Dalla mezzanotte infatti, a Gorizia ci saranno le celebrazioni ove verrà simbolicamente abbattuto l'ultimo pezzo di muro che per 60 anni ha diviso l'Europa della NATO dai paesi filo sovietici del PATTO DI VARSAVIA, ma in Italia purtroppo una beffarda coincidenza di eventi, vuole che nello stesso giorno venga celebrato l'ennesimo e vergognoso restauro di un muro che si è voluto tenere in piedi per 24 anni e che difficilmente sarà mai abbattuto.

Sto parlando del muro di gomma che è stato eretto all'indomani della sciagura del DC-9 ITAVIA per coprire la verità su cosa sia veramente accaduto nei cieli di Ustica al volo Bologna-Palermo.

E' un muro di omertà, che ha fondamenta sulle menzogne, sui depistagli, sui misteri volutamente irrisolti, sulle bugie e sulle mezze verità mai ascoltate. Dopo 24 anni la corte di cassazione ha proclamato l'ennesima beffa ai danni delle famiglie che quella sera aspettavano all'aeroporto di Palermo il ritorno dei loro cari.

La sentenza infatti è stata per l'assoluzione di due dei Generali dell'Aeronautica indagati, perché il fatto non sussiste; per gli altri due alti Ufficiali indagati invece il reato è passato in prescrizione per decorrenza dei termini.

Il fatto non sussiste? Prescrizione per decorrenza dei termini? Ma è così impossibile sapere la verità su cosa sia realmente accaduto quella notte del 1980?

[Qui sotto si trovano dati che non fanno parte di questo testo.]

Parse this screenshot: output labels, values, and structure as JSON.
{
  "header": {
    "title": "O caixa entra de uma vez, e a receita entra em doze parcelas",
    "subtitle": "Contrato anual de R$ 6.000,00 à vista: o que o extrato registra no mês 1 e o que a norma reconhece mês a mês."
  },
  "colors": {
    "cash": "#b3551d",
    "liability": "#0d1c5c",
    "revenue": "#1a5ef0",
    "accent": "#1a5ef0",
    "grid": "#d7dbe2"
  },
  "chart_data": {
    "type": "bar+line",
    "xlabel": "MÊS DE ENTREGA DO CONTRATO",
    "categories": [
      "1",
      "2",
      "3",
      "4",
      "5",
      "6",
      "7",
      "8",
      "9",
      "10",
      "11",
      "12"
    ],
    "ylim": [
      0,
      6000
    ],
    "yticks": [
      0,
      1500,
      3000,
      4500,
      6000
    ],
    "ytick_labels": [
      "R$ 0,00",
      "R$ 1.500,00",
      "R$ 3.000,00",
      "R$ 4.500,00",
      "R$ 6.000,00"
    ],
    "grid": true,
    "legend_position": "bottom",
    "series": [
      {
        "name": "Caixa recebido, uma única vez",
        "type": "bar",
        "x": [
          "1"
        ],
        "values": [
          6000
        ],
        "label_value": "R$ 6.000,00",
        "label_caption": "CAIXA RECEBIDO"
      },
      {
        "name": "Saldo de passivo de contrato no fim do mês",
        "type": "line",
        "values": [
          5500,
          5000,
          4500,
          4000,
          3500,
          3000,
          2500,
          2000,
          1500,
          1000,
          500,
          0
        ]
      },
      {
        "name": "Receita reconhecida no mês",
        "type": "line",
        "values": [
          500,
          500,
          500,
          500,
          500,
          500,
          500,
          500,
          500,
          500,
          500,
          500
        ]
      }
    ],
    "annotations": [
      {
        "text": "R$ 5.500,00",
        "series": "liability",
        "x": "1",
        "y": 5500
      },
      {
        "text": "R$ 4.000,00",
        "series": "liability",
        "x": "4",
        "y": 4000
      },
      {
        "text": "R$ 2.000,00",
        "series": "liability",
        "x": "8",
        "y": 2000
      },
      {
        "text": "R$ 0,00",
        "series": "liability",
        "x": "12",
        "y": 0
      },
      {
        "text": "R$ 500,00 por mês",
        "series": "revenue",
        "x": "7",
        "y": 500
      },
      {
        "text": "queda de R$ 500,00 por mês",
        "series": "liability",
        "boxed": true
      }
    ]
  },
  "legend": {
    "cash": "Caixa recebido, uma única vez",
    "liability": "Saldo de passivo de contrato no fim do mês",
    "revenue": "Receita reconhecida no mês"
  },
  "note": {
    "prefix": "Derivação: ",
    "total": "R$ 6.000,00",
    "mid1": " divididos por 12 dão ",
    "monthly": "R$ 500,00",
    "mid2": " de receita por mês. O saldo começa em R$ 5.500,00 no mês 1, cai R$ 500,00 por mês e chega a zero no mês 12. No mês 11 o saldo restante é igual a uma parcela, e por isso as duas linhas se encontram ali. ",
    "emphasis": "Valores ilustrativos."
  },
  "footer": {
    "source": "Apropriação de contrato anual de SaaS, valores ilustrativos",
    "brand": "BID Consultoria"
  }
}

In uno stato "democratico" avere la certezza della condanna per i colpevoli di un reato sembra essere diventata utopia.

E' pur vero che all'indomani del 25 aprile 1945 l'Italia uscì dalla guerra da perdente, da paese conquistato, da colonia americana; ma è anche vero che 60 anni di sudditanza e di silenzi sono troppi e la misura per chi cerca la verità è oramai colma.

Infatti ogni qualvolta che i soldati dello "zio sam" combinano qualcosa all'estero ma in special modo in Italia l'esito delle inchieste è sempre lo stesso, e passa così la teoria del tutti colpevoli = tutti innocenti.

Da Ustica al Cermis, all'incidente del sommergibile nucleare americano in Sardegna il risultato non cambia e non cambierà mai, la risposta a noi umili sudditi è identica e utile per tutte le occasioni passate, presenti e future.

Con queste parole non voglio cercare una utopica condanna per i colpevoli, o delle impossibili scuse da quei giudici, o chi per loro, ci doveva e deve tutelare, il mio è solo un grido di protesta che verrà puntualmente ignorato avendo l'effetto di una pietra scagliata contro un muro di gomma.